BRGM Perkenalkan Produk Ramah Mangrove, Peluang Usaha Sekaligus Lestarikan Lingkungan
BRGM memperkenalkan produk-produk ramah mangrove pada acara “Mangrove for Future”
Badan Restorasi Gambut dan Mangrove (BRGM) memperkenalkan produk-produk ramah mangrove pada acara “Mangrove for Future” di Grand Ballroom Kempinski, Sabtu, 27 Juli 2024. Produk-produk itu diperkenalkan dalam sebuah diskusi dengan tema “Peluang Pasar Produk Ramah Mangrove” yang menghadirkan pembicara antara lain dari Pokdakan Salo Sumbala Sejahtera, KTH Penghijauan Maju Bersama, Zie Batik, dan eFishery.
Salah satu produk yang cukup menarik perhatian adalah batik mangrove yang diproduksi Zie Batik Semarang. Produk ini dibuat dari hasil pewarnaan alami buah mangrove. “Buah mangrove kering ternyata mengandung warna maka kami ambil pewarnaan alami itu untuk dijadikan motif batik khas Semarang,” kata Sasi Syifaurohmi, co-owner sekaligus generasi kedua yang menjalankan Zie Batik Semarang.
Tak mudah untuk menjadikan limbah mangrove itu bahan pewarna, diperlukan riset dan penelitan hingga tahunan. “Dari sekitar 200 jenis mangrove, kami menemukan warna cokelat, cokelat muda, dan cokelat kehitaman,” kata dia.

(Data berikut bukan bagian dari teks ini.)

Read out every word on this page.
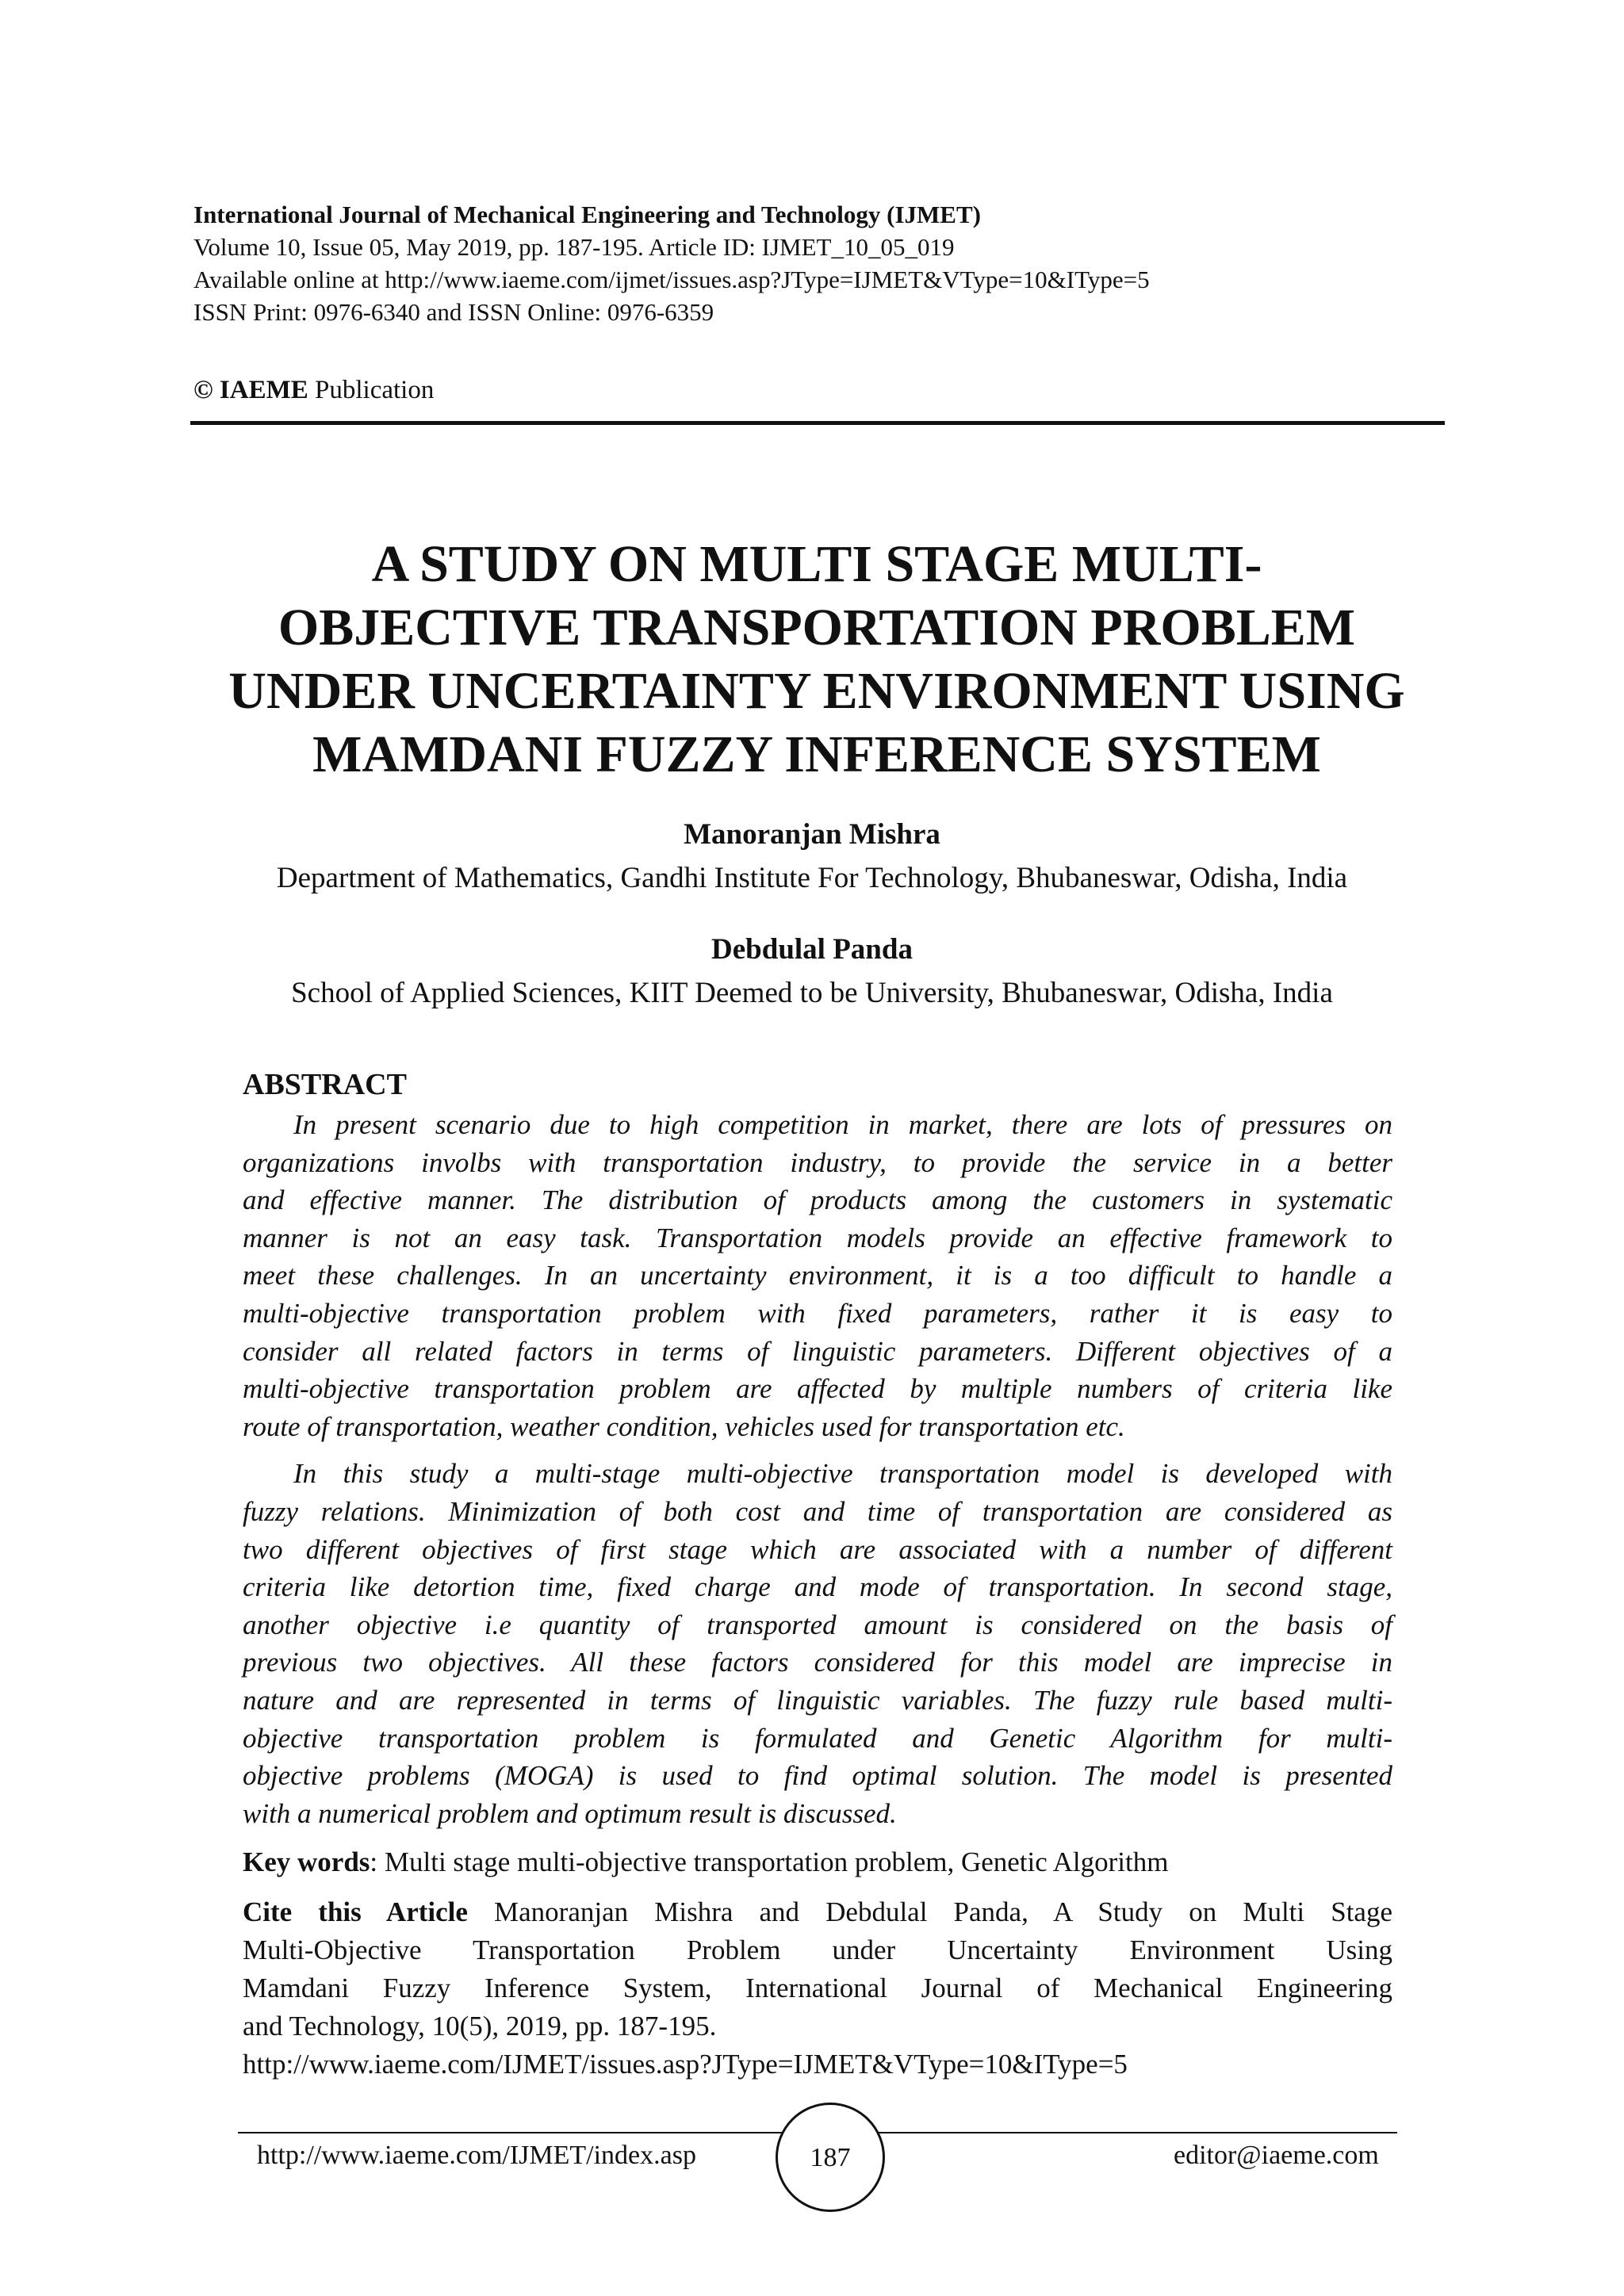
International Journal of Mechanical Engineering and Technology (IJMET)
Volume 10, Issue 05, May 2019, pp. 187-195. Article ID: IJMET_10_05_019
Available online at http://www.iaeme.com/ijmet/issues.asp?JType=IJMET&VType=10&IType=5
ISSN Print: 0976-6340 and ISSN Online: 0976-6359
© IAEME Publication
A STUDY ON MULTI STAGE MULTI-
OBJECTIVE TRANSPORTATION PROBLEM
UNDER UNCERTAINTY ENVIRONMENT USING
MAMDANI FUZZY INFERENCE SYSTEM
Manoranjan Mishra
Department of Mathematics, Gandhi Institute For Technology, Bhubaneswar, Odisha, India
Debdulal Panda
School of Applied Sciences, KIIT Deemed to be University, Bhubaneswar, Odisha, India
ABSTRACT

In present scenario due to high competition in market, there are lots of pressures on
organizations involbs with transportation industry, to provide the service in a better
and effective manner. The distribution of products among the customers in systematic
manner is not an easy task. Transportation models provide an effective framework to
meet these challenges. In an uncertainty environment, it is a too difficult to handle a
multi-objective transportation problem with fixed parameters, rather it is easy to
consider all related factors in terms of linguistic parameters. Different objectives of a
multi-objective transportation problem are affected by multiple numbers of criteria like
route of transportation, weather condition, vehicles used for transportation etc.

In this study a multi-stage multi-objective transportation model is developed with
fuzzy relations. Minimization of both cost and time of transportation are considered as
two different objectives of first stage which are associated with a number of different
criteria like detortion time, fixed charge and mode of transportation. In second stage,
another objective i.e quantity of transported amount is considered on the basis of
previous two objectives. All these factors considered for this model are imprecise in
nature and are represented in terms of linguistic variables. The fuzzy rule based multi-
objective transportation problem is formulated and Genetic Algorithm for multi-
objective problems (MOGA) is used to find optimal solution. The model is presented
with a numerical problem and optimum result is discussed.

Key words: Multi stage multi-objective transportation problem, Genetic Algorithm
Cite this Article Manoranjan Mishra and Debdulal Panda, A Study on Multi Stage
Multi-Objective Transportation Problem under Uncertainty Environment Using
Mamdani Fuzzy Inference System, International Journal of Mechanical Engineering
and Technology, 10(5), 2019, pp. 187-195.
http://www.iaeme.com/IJMET/issues.asp?JType=IJMET&VType=10&IType=5
http://www.iaeme.com/IJMET/index.asp	187	editor@iaeme.com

Sasi menuturkan, memilih mangrove menjadi pewarna alami berawal dari keresahan keluarganya yang menjadi korban banjir bandang sewaktu tinggal di wilayah seputar Semarang Bawah, dekat pesisir. “Saat itu hampir desain batik yang kami miliki hanyut diterjang banjir.”
Kemudian mereka pun diajak oleh Dinas Perikanan untuk melihat kondisi pesisir. “Yang kami lihat adalah lautan sampah,” ucapnya. Mereka pun berpikir, apa yang bisa dilakukan untuk ikut berkontribusi menjaga lingkungan namun melalui batik. “Pekerjaan rumah (PR) saat itu adalah, belum banyak orang yang mengenal batik Semarang. Karena itu PR-nya adalah terkait lingkungan dan mengenalkan batik Semarang.”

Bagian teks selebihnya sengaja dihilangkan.